With the current infection rates, the capital area has seen a “small” increase in the number of people “so seriously ill that they are in need of hospital care,” Johan Bratt, the acting health and medical care director for the Stockholm region, said in a statement on Wednesday.
Bloomberg |
PUBLISHED ON MAR 03, 2021 01:26 PM IST
Asa Wernsten works at the sampling station for the coronavirus (Covid-19) test at Stockholm's Arlanda Airport, for travellers who arrive with international flights on February 22, 2021. - Sweden in January adopted a pandemic law giving the government new powers to curb the spread of the virus. The country has never imposed the type of lockdown seen elsewhere in Europe, controversially relying on mostly non-coercive measures. It has however gradually tightened measures since November. (Photo by Claudio BRESCIANI / TT News Agency / AFP) / Sweden OUT(AFP)

In Sweden’s capital, the rate of coronavirus infections just doubled over the past three weeks, making a third wave seem almost inevitable.

The surge in new cases follows a warning from the government of Prime Minister Stefan Lofven that Sweden might need to enforce legislation enacted earlier this year, allowing the authorities to impose what would be the country’s first lockdown since the pandemic erupted roughly a year ago.

With the current infection rates, the capital area has seen a “small” increase in the number of people “so seriously ill that they are in need of hospital care,” Johan Bratt, the acting health and medical care director for the Stockholm region, said in a statement on Wednesday.

There were 6,336 new cases of Covid registered in the capital last week, compared with 3,225 reported for the week beginning Feb. 1, according to data compiled by the region.

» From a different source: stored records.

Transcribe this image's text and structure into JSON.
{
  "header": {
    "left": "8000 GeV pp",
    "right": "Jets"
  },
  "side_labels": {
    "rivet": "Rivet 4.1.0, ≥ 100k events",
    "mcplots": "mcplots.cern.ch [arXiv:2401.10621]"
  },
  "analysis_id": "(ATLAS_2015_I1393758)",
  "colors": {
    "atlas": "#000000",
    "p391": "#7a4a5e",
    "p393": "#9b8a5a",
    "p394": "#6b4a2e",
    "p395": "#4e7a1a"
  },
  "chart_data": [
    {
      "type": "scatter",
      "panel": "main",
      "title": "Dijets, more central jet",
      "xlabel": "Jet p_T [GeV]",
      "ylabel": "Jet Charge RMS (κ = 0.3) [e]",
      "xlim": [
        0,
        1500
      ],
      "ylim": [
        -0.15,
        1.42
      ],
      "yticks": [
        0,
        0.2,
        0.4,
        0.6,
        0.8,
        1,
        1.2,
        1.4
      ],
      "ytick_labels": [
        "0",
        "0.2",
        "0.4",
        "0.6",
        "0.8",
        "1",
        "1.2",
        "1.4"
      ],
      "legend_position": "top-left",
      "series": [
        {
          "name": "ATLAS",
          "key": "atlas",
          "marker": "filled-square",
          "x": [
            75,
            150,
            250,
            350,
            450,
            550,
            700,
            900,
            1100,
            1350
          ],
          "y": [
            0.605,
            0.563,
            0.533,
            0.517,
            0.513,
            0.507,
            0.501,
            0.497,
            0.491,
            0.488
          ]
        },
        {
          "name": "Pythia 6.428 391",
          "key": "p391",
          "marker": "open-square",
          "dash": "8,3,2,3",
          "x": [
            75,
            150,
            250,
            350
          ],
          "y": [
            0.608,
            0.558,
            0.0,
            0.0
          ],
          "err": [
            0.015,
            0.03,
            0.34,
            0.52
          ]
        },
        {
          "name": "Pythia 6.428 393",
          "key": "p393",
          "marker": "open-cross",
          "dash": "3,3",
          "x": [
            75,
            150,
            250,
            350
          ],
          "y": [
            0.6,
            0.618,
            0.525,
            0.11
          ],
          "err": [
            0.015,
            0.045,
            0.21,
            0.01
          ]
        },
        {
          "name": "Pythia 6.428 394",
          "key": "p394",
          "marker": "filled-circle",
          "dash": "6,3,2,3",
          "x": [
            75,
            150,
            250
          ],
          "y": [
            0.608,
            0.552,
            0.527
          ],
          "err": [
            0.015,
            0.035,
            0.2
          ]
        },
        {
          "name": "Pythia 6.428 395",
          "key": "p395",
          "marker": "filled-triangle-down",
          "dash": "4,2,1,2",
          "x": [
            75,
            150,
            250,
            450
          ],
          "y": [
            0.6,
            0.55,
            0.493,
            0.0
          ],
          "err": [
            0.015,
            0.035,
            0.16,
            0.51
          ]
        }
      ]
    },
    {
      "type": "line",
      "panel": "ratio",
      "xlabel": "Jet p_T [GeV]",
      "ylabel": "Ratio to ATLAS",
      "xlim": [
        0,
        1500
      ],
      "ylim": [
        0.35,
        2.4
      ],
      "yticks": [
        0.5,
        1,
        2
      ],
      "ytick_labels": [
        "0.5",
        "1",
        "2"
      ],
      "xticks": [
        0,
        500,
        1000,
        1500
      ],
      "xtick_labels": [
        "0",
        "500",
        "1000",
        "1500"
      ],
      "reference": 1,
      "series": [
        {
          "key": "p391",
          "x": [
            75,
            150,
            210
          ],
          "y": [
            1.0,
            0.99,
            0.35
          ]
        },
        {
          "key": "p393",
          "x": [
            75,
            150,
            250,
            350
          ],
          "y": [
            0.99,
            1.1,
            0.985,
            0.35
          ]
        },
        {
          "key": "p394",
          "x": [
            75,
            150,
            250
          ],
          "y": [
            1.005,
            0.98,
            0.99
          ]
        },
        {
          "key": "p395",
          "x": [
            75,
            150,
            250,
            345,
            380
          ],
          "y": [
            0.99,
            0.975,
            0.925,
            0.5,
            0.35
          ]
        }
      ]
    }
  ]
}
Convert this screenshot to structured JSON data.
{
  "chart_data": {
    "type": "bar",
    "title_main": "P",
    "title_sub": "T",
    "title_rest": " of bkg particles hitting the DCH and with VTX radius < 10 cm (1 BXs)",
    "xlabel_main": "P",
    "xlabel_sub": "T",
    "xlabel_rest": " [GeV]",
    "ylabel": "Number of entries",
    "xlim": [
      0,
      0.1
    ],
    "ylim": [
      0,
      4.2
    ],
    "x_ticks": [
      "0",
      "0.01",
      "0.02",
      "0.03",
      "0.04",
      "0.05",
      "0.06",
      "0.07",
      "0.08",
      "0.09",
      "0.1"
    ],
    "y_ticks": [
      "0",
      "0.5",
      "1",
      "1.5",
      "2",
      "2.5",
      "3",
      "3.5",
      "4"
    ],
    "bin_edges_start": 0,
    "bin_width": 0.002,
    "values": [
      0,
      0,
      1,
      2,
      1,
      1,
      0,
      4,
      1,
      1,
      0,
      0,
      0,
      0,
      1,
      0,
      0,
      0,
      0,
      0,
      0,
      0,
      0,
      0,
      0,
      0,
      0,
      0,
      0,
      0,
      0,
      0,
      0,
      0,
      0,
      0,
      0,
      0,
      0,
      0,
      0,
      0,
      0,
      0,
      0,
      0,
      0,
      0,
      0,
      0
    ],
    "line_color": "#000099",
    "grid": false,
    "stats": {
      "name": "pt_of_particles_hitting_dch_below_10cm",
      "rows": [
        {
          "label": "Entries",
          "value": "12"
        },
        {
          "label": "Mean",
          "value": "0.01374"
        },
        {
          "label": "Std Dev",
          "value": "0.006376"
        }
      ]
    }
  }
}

The uptick follows a gloomy prognosis by state epidemiologist Anders Tegnell, who told reporters on Tuesday that a third wave now seems impossible to avoid.

“To expect a scenario in which we don’t have any increase at all in the spring is all but ruled out by now,” Tegnell said.

But the country of 10.4 million people, which drew international attention for its laissez-faire approach at the outset the pandemic, is still cautious about resorting to a full lockdown.

“We still believe in finding the places where we can impose more targeted measures instead,” Tegnell said.